MDSA, 2023 1st seminar

The first seminar of the Data Science Management Association was held at Forest Hall on May 12, 2023 / Photo = Data Science Management Association

The Data Science Management Association successfully held the ‘Data Science Management Association 2023 1st Seminar’ on the 12th at Yeoksam Forest Hall under the theme of ‘Corporate Management Activities of AI Algorithms’.

The seminar was conducted in the following order: topic presentation, Q&A, and general discussion. Starting with the topic presentation by President Ho-yong Choi, topic presentations were made in that order by Academician Jeong-hoon Song, Hye-young Park, Bo-hyun Yoo, Min-cheol Kim, Jeong-woo Park, and finally Gyeong-hwan Lee, CEO of Pabii.

First, President Hoyong Choi gave a presentation on ‘Deep Learning as Solution Methods in Finance’ and introduced how machine learning and deep learning techniques can be used to find solutions to partial differential equations related to cash asset dividends of big tech companies. .

Academic member Song Jeong-hoon pointed out the problems with existing electricity/gas usage forecasts under the theme of ‘Monthly electricity/gas usage forecast for each building’ and further predicted monthly energy usage through statistical techniques that calculate the off-diagonal component of the second moment matrix. A model that predicts more accurately was introduced.

In order to find bubbles in the real estate sales market or auction market under the topic ‘Is bubble in housing auction market really bubble?’, academy member Park Hye-young defined the ‘difference between first and second place in the auction market’ as ‘bubble index’ and used it as a statistical index.
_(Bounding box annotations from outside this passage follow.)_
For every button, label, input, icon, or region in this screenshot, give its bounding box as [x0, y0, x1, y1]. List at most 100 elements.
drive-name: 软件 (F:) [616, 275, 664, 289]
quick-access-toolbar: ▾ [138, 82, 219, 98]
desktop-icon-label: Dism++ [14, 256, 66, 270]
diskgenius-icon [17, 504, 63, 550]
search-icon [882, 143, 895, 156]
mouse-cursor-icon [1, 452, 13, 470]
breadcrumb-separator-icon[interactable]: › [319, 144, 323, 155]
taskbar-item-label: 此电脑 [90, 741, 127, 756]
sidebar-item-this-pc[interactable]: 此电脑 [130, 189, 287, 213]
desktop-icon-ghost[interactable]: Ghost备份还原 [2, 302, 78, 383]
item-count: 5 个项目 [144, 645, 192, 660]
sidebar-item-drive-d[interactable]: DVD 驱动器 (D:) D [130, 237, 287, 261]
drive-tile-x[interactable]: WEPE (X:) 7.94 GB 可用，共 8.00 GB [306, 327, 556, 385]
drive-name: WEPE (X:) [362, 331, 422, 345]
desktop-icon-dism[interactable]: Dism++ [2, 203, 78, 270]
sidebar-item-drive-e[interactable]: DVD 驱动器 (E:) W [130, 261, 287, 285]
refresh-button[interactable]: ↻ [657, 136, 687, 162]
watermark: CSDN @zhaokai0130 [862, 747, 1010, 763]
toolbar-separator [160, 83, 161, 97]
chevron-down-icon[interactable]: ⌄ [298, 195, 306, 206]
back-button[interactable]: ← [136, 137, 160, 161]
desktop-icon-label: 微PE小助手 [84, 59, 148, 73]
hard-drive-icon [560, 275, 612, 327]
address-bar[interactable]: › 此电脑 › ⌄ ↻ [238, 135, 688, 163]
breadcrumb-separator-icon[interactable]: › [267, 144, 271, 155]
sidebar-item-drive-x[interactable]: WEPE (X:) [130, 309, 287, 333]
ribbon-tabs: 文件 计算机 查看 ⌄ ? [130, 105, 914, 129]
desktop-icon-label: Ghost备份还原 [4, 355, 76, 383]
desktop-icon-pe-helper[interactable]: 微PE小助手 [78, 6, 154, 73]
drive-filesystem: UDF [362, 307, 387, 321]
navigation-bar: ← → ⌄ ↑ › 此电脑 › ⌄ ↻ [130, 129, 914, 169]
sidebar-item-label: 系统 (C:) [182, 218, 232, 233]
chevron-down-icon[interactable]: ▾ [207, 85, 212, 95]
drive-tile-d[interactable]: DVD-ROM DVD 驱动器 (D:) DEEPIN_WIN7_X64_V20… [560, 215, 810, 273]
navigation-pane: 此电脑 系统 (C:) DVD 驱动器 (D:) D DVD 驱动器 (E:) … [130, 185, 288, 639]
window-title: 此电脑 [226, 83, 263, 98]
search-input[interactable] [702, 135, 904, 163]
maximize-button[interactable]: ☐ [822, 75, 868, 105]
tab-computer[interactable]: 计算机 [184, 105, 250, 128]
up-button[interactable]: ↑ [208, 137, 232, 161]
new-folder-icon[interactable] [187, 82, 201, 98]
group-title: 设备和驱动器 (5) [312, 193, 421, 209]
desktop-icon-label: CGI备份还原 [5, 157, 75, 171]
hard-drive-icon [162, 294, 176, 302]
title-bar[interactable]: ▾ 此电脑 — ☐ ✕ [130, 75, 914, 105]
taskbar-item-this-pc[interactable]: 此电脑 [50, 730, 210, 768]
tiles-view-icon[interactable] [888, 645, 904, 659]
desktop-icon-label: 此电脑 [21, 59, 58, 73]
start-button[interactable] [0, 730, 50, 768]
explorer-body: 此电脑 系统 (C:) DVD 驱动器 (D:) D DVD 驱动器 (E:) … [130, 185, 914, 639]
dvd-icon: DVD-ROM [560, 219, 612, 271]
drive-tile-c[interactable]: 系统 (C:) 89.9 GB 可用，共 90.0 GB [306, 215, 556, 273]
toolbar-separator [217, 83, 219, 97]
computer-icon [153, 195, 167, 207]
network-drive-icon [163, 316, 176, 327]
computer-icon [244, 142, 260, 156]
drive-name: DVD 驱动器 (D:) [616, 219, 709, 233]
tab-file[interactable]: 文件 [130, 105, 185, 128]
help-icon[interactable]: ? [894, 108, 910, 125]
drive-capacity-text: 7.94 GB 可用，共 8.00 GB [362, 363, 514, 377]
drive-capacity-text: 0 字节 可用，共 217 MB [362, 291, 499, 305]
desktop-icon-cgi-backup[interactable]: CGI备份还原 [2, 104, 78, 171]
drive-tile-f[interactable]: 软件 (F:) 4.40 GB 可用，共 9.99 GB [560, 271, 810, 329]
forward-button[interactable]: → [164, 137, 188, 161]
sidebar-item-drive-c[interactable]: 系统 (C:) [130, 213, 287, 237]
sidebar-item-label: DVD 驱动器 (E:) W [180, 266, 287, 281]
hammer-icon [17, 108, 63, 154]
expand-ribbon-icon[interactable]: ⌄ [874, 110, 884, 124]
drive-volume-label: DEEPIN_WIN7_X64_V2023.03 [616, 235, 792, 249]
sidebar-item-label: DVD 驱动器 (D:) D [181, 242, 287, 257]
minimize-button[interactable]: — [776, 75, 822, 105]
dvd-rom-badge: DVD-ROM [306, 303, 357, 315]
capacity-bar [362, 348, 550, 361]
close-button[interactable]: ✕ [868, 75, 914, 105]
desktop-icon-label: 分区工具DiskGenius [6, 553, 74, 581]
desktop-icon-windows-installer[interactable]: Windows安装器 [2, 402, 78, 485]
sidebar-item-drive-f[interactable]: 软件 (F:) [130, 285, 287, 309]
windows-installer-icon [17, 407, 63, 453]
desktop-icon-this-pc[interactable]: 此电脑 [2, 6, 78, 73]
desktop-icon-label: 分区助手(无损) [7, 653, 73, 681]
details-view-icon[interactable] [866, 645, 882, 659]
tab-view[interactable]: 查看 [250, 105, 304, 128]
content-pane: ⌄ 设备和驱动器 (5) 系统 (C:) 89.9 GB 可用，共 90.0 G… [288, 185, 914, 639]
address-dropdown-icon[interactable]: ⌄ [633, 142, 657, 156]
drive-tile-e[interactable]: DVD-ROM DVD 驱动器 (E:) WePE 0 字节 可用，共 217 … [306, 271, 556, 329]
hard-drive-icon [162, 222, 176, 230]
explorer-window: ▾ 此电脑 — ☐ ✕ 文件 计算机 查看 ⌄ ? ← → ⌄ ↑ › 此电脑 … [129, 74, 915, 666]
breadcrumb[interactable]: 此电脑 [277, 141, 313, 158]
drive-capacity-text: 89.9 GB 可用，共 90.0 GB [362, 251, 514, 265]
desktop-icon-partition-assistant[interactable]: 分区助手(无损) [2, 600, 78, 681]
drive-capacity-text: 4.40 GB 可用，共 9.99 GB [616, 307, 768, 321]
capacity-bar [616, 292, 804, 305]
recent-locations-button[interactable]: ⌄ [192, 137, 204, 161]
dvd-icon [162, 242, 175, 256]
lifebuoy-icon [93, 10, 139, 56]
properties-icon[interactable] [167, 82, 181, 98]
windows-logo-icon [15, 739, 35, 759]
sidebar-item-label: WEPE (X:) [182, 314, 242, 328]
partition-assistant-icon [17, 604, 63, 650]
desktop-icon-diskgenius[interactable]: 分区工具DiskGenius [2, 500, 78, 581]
The verification process through testing was explained.

Academician Bo-Hyun Yoo introduced a paper on the topic of ‘Discount/surcharge and momentum in the real estate auction market’ in which the factors that make up the winning bid rate in the real estate auction market were extracted using Fourier transform and the results were statistically verified.

Under the theme of ‘Interpretable Topic Analysis,’ academic member Mincheol Kim discussed a true ‘big data’ service that can be of practical help in matching between overseas buyers and domestic companies.

Under the theme of ‘Advertising time series modeling under measurement error,’ Jeongwoo Park, a member of the Academy of Sciences, introduced an advertising performance prediction model that statistically verifies and corrects the impact of measurement error included in user data of digital advertising.

Lastly, Professor Keith Lee discussed the interpretation and application cases of the recently controversial mathematical model related to ChatGPT, as well as expected usage methods, under the topic of ‘Use and Limitations of ChatGPT’.

In the general discussion that followed, SIAI (Swiss Institute Artificial Intelligence) students and MDSA academic members had a heated discussion about the direction of innovation and development in the Korean data science industry.